A lot. It was the trip of so many fails. In Rome, the famous Trevi Fountain was under construction, so we couldn’t throw one-cent Euros over our shoulders to make wishes — symbolic, as it turned out, of what would be a whole week of unfulfilled wishes and thwarted plans.

It was freezing in Italy that March; we packed as if we were going on a summer vacation. The sun deceived us, shining brightly but radiating no warmth on us as we walked the chilled Italian streets. We did (admittedly) always have frozen gelato in hand, so that didn’t help.

We overstuffed our Airbnbs; places designed to hold eight somehow had to accommodate our 15. We had couldn’t overlook any potential sleeping spots. We lined up cushions on floors to make mattresses, pushed chairs together to create bed frames and, in Florence, we even stooped so low as to fill a bathtub with pillows and blankets.

Italia Rail defeated us on our trip from Rome to Florence. It was a cross-country train, so every stop outside Rome lasted a leisurely 10 minutes. But that would not be the case (for whatever reason) at the Florence stop. We had no idea. When the “Firenze” announcement came over the speaker and the train pulled into the station, we took our time getting up and grabbing our bags. Within seconds, the conductor announced, “doors closing.” We panicked, sprinting to the nearest door just as it, literally, closed in our faces. We had to continue another 45 minutes to the next station. Not to mention, during this ordeal, one of our passports was stolen.

Throughout Italy, we had zero cell phone service. We couldn’t use Google Maps to navigate the unfamiliar cities or text fellow Notre Dame spring breakers also hopping around Italy that week to meet up. (I can hear the groans from older alums who had nothing more than a Eurail pass and paper map. Imagine you didn’t even have those. That’s what it was like.)

Loughran Florence
Despite a missed stop and a stolen passport, they made it to Florence in time to see the sunset.

As the week went on, though, it turned out that there was a flipside to each of our travel woes.

The freezing weather meant that the coastal region of Cinque Terre was out of season. We had all five towns completely to ourselves. So we could belt out Les Mis songs as loud as we wanted, hiking from Riomaggiore to Corniglia.

Jam-packed Airbnbs became viewing party venues for “classic” Italian movies, like The Lizzie McGuire Movie (which we considered Italian because it’s based in Rome and filled with Italian pop songs).  

Instead of the closed Trevi Fountain, we stumbled upon Fontana dei Quattro Fiumi, a hidden gem outside the Church of Saint Agnes in Piazza Navona that we might have ignored otherwise.

Missing our train stop let us check Bologna off our list of places visited (even if it was just for a few minutes) and we still made it to Florence in time to take in the sunset from Piazzale Michelangelo.

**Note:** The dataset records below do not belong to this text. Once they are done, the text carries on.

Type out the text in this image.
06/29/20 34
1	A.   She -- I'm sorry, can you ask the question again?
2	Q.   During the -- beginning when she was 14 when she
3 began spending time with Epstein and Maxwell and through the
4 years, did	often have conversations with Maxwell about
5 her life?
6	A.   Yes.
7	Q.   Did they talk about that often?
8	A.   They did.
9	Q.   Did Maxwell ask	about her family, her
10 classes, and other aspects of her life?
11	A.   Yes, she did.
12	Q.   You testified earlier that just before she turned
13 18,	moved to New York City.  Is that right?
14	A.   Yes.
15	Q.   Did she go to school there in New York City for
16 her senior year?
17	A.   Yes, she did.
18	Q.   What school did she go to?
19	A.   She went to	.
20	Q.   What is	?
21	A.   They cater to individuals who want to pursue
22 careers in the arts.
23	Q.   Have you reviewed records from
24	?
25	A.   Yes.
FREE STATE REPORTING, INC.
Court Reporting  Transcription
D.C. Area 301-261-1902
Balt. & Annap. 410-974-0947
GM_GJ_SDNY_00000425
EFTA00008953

And the stolen passport added a daytrip to Milan and a tour of the U.S. Embassy to our itinerary.

Drinking Peroni like water made mornings a little rough, but it also made the karaoke performances at Scholars Lounge more entertaining. By the end of the night, we had no choice but to grab some late-night gyros at a local spot, Eeko’s, overlooking the ruins where Julius Caesar met his end.

No cell phone service also made our trip more spontaneous. Our friends from Greece were supposed to meet us in Pisa, but we didn’t know where they were and couldn’t reach them to find out. We were all supposed to catch a flight together and we worried that they’d miss it. After admiring the Leaning Tower of Pisa, we turned around to leave and, right behind us, there they were.

To commemorate our accidental run-in, we took the classic tourist picture pretending to hold up the Tower. Or, tried to take the picture. It turned out to be a photography fail, but it gave us a good laugh. Another routine tourist achievement that we somehow failed to unlock.

Boarding my flight back to London, I still remember how relieved I felt. Looking back now, I’d say we discovered a bit about resilience and friendship along the way. And, to this day, it remains one of my favorite Notre Dame adventures — but the one I’d least like to experience all over again.


Kit Loughran is an account supervisor at Cramer-Krasselt in Chicago and a former intern at this magazine.